Wednesday, May 30, 2007

babbling about boys and nothing in particular....

so not much really to write... but still having issues with my friend to be married. i thought that maybe i could resolve them and i thought that when we hung out a week ago, that it would be better. but if anything, it made me realize that things really won't ever be the same. i am not even sure i can handle being more than just sort of friends. cuz i know that we won't ever be best friends again. it's just not possible. too much has happened between us and we've both grown apart in the past few months... but i guess that's how life is. it's going to be okay... i really don't know why i don't feel more broken up about this. maybe cuz i saw it coming. and that in the end, i really am just a loner. someone who likes to be on my own without ppl to mess things up.

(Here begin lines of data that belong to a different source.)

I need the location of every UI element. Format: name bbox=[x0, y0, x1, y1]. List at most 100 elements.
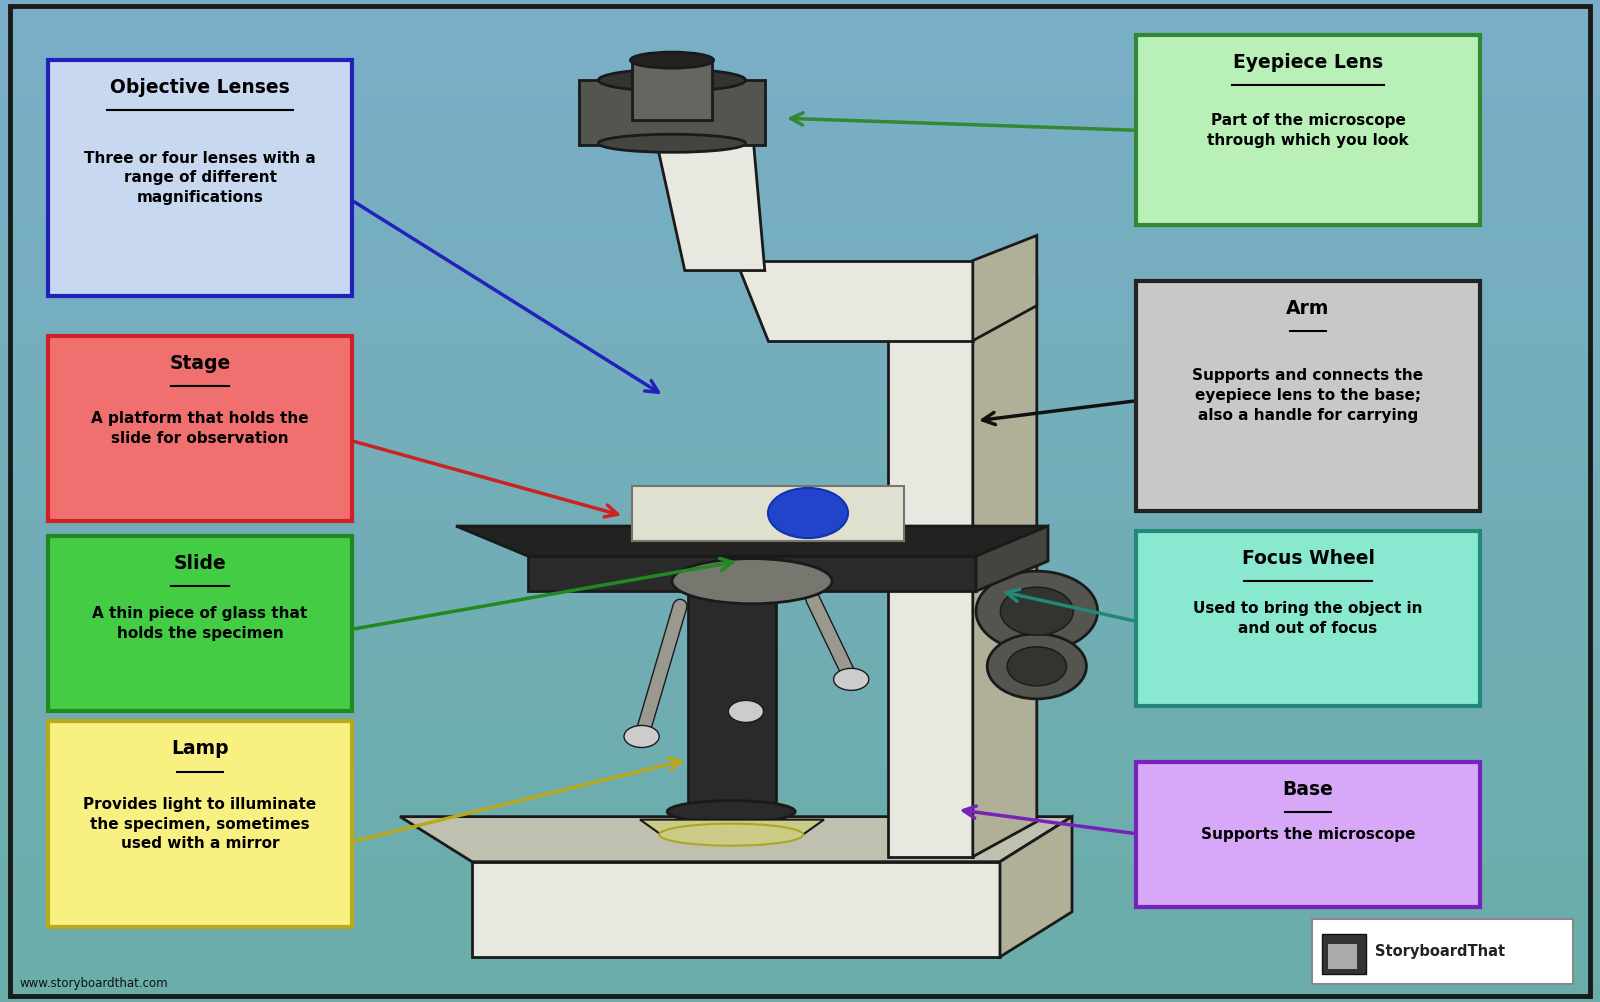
Text: A thin piece of glass that
holds the specimen: A thin piece of glass that holds the spe… bbox=[93, 606, 307, 641]
Bar bbox=[0, 919, 1600, 922]
Bar bbox=[0, 414, 1600, 418]
Bar bbox=[0, 802, 1600, 805]
Bar bbox=[0, 150, 1600, 153]
Bar bbox=[0, 157, 1600, 160]
Ellipse shape bbox=[630, 52, 714, 68]
Bar bbox=[0, 504, 1600, 508]
Bar bbox=[0, 288, 1600, 291]
Bar bbox=[0, 3, 1600, 7]
Bar bbox=[0, 398, 1600, 401]
Polygon shape bbox=[1000, 817, 1072, 957]
Bar bbox=[0, 153, 1600, 157]
Bar bbox=[0, 27, 1600, 30]
Bar bbox=[0, 474, 1600, 478]
Bar bbox=[0, 17, 1600, 20]
Bar bbox=[0, 284, 1600, 288]
Bar bbox=[0, 945, 1600, 949]
Bar bbox=[0, 544, 1600, 548]
Bar bbox=[0, 671, 1600, 674]
Bar bbox=[0, 143, 1600, 147]
Bar bbox=[0, 57, 1600, 60]
Bar bbox=[0, 424, 1600, 428]
Bar bbox=[0, 955, 1600, 959]
Bar bbox=[0, 869, 1600, 872]
Bar bbox=[0, 351, 1600, 354]
Bar bbox=[0, 411, 1600, 414]
Bar bbox=[0, 401, 1600, 404]
Bar bbox=[0, 371, 1600, 374]
Bar bbox=[0, 63, 1600, 67]
Bar bbox=[0, 207, 1600, 210]
Bar bbox=[0, 852, 1600, 855]
Bar bbox=[0, 902, 1600, 905]
Bar bbox=[0, 564, 1600, 568]
Bar bbox=[0, 344, 1600, 348]
Bar bbox=[0, 518, 1600, 521]
Bar bbox=[0, 899, 1600, 902]
Polygon shape bbox=[653, 125, 765, 271]
Text: Stage: Stage bbox=[170, 354, 230, 373]
Bar bbox=[0, 608, 1600, 611]
Polygon shape bbox=[632, 60, 712, 120]
Bar bbox=[0, 909, 1600, 912]
Bar bbox=[0, 949, 1600, 952]
Bar bbox=[0, 514, 1600, 518]
Bar bbox=[0, 213, 1600, 217]
Bar bbox=[0, 388, 1600, 391]
Bar bbox=[0, 862, 1600, 865]
Bar bbox=[0, 384, 1600, 388]
Bar bbox=[0, 879, 1600, 882]
Polygon shape bbox=[456, 526, 1048, 556]
Bar bbox=[0, 254, 1600, 258]
Ellipse shape bbox=[659, 824, 803, 846]
Bar bbox=[0, 664, 1600, 668]
Bar bbox=[0, 298, 1600, 301]
Bar bbox=[0, 23, 1600, 27]
Polygon shape bbox=[579, 80, 765, 145]
Bar bbox=[0, 464, 1600, 468]
Bar bbox=[0, 979, 1600, 982]
Bar bbox=[0, 378, 1600, 381]
Bar bbox=[0, 80, 1600, 83]
Bar bbox=[0, 621, 1600, 624]
Bar bbox=[0, 291, 1600, 294]
Bar bbox=[0, 568, 1600, 571]
Bar bbox=[0, 578, 1600, 581]
Bar bbox=[0, 604, 1600, 608]
Bar bbox=[0, 541, 1600, 544]
Bar bbox=[0, 584, 1600, 588]
Bar bbox=[0, 929, 1600, 932]
Text: Objective Lenses: Objective Lenses bbox=[110, 78, 290, 97]
Bar bbox=[0, 491, 1600, 494]
Text: Provides light to illuminate
the specimen, sometimes
used with a mirror: Provides light to illuminate the specime… bbox=[83, 797, 317, 852]
Bar bbox=[0, 618, 1600, 621]
Bar bbox=[0, 193, 1600, 197]
Text: Arm: Arm bbox=[1286, 299, 1330, 318]
Bar bbox=[0, 90, 1600, 93]
Bar bbox=[1322, 934, 1366, 974]
Bar bbox=[0, 368, 1600, 371]
Bar bbox=[0, 498, 1600, 501]
Bar bbox=[0, 511, 1600, 514]
Text: www.storyboardthat.com: www.storyboardthat.com bbox=[19, 977, 168, 990]
Bar bbox=[0, 271, 1600, 274]
Bar bbox=[0, 845, 1600, 849]
Bar bbox=[0, 240, 1600, 243]
Bar bbox=[0, 999, 1600, 1002]
Bar bbox=[0, 258, 1600, 261]
Bar bbox=[0, 681, 1600, 684]
Bar bbox=[0, 775, 1600, 779]
Bar bbox=[0, 614, 1600, 618]
Bar bbox=[0, 601, 1600, 604]
Bar bbox=[1328, 944, 1357, 969]
Bar bbox=[0, 274, 1600, 278]
Bar bbox=[0, 995, 1600, 999]
Bar bbox=[0, 799, 1600, 802]
Bar bbox=[0, 93, 1600, 97]
Bar bbox=[0, 785, 1600, 789]
Bar bbox=[0, 318, 1600, 321]
Bar bbox=[0, 772, 1600, 775]
Bar bbox=[0, 10, 1600, 13]
Bar bbox=[0, 311, 1600, 314]
Bar bbox=[0, 741, 1600, 744]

but i think i'm gonna move up in my job at steve regan company. the lady who does the hiring talked to me today, and kind of alluded to that. but we'll see next week she said.

graduation is this friday and i finally sent out invitations yesterday. i know, i procrastinate a lot. but those who are already coming didn't really need to get one, but it's more of a formality... so yeah. but i sent some to friends that will either be graduating with me or won't be coming anyways, but just wanted to send a friendly invitation to say that i consider them a friend...but yeah. well, now i'm jsut babbling.

but, so i'm watching harry potter 3 for the thirty millionth time. no surprise, cuz i love that movie. but hmm.... i just think harry potter is really hot...lol his real name is daniel radcliffe. but i also find orlando bloom really gorgeous too.

so i've been thinking about darion a lot lately. in fact i dreamt about him too. and the thing is i haven't seen him at all since sunday. which is odd, but at the same time not cuzit's the end of school and i'm not at school much. but i wonder why i keep thinking about him. i don't know. it's not like he's made any move to show that he wants anything other than friendship. and like my friend said, "i don't chase boys, boys chase me." i want to think that...but here i am pining over a guy who it appears doesn't want to be more than friends...cuz he isn't making any move. so i guess...yup my life is just normal and kind of sucks in the romance department. surprise, not....

8 comments:

Nathan said...

I got your invitation today. ^_^ I'm gonna try to be there, but no guarantees.... ;-P

But yeah... when I go a while without seeing someone I like, I think about them more. I mean, I think about them a lot when I see them a lot, too, but not seeing them just has this... effect, I guess. There's something in psychology called the mere exposure effect, where the more time you spend around someone or something, the more you grow to like them. Perhaps this is true even with just thinking about them? I dunno. Interesting thought, though. ;-)

jane said...

uh...you better be there!! :D lol ;) cuz it's your graduation too!!....

Unknown said...

"but i sent some to friends that will either be graduating with me or won't be coming anyways, but just wanted to send a friendly invitation to say that i consider them a friend...but yeah. well, now i'm jsut babbling."

You are so sweet. You don't know what that meant to me.

The Warrior said...

BTW, it's still Dr. Paleo, I just have two accounts now. :-P

jane said...

okay...lol that's cool. i just wondered if you had just changed your screen name... :D

The Warrior said...

I have two now, if you'd like the other one.

jane said...

umm...i just like the one that says spencer only for the fact that it tells your name...kind of cool..don't really know why.

The Warrior said...

I meant email address, but if you like Spencer I can switch to that from now on for the most part if you like?